A fully-funded PhD studentship in partnership with Nottingham Trent University.
Collaborative Doctoral Partnership
The National Gallery offers a small number of Collaborative Doctoral Partnership studentships, funded by the Arts and Humanities Research Council (AHRC) and run in partnership with higher education institutions. These studentships focus on specific themes relevant to the Gallery's collection and wider research themes.
Drawing on equipment and methodologies developed during a previous collaborative Nottingham Trent University/National Gallery PhD, this project will use non-invasive and portable Optical Coherence Tomography (OCT) and nuclear magnetic resonance (NMR) equipment to take a fresh look at the choice of conservation varnishes, focusing on two aspects. Firstly, OCT and NMR will be used to investigate the effect on a range of varnish properties including saturation, gloss, Tg, etc, of other factors than the choice of resin, e.g. solvent used, formulation (addition of wax, mixing of resins), application method, layering, etc, working with experimental samples and studying the film formation process.
The previous PhD suggested that amongst low molecular weight resins, solvents play as much of a role as the resins in determining the viscosity of a varnish and the final appearance. The project will also explore the wetting behaviour of a varnish with respect to the different paint surfaces as it has always been assumed that all varnish wets the paint surfaces perfectly without any evidence. The OCT equipment permits multi-layer profilometry for simultaneous measurement of the varnish/paint interface and varnish surface smoothness (affecting gloss and saturation).
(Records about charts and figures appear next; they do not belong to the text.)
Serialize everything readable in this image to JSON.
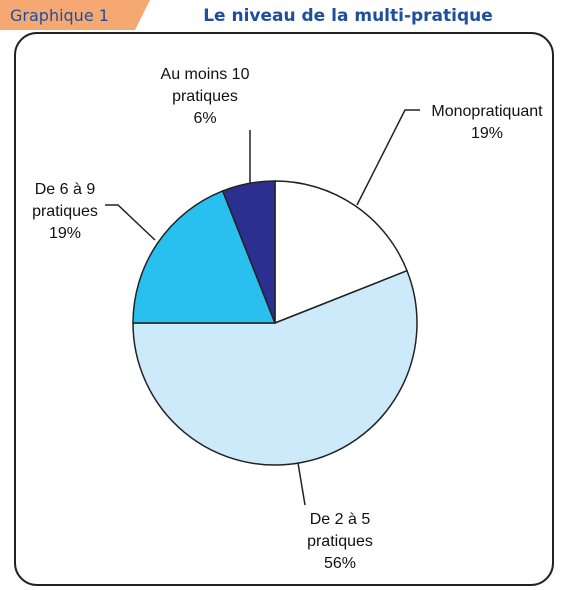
{
  "chart_data": {
    "type": "pie",
    "figure_label": "Graphique 1",
    "title": "Le niveau de la multi-pratique",
    "categories": [
      "Monopratiquant",
      "De 2 à 5 pratiques",
      "De 6 à 9 pratiques",
      "Au moins 10 pratiques"
    ],
    "values": [
      19,
      56,
      19,
      6
    ],
    "value_labels": [
      "19%",
      "56%",
      "19%",
      "6%"
    ],
    "colors": [
      "#ffffff",
      "#cdeafa",
      "#29c0f0",
      "#2b3090"
    ],
    "start_angle": 0,
    "direction": "clockwise"
  }
}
Secondly, the project will draw on the National Gallery conservation and scientific records and the actual varnishes applied to National Gallery paintings during the 20th century as a unique resource to understand the long term behaviour and properties of naturally aged conservator-applied varnishes. OCT and NMR will allow a (non-subjective) non-invasive assessment of the appearance and current condition (physical, mechanical and some aspects of chemical properties) of the varnishes, providing an opportunity to compare real varnishes based on different resins both to each other, and to the expected behaviour of such varnishes based accelerated ageing, theoretical behaviour of the polymer and the published literature.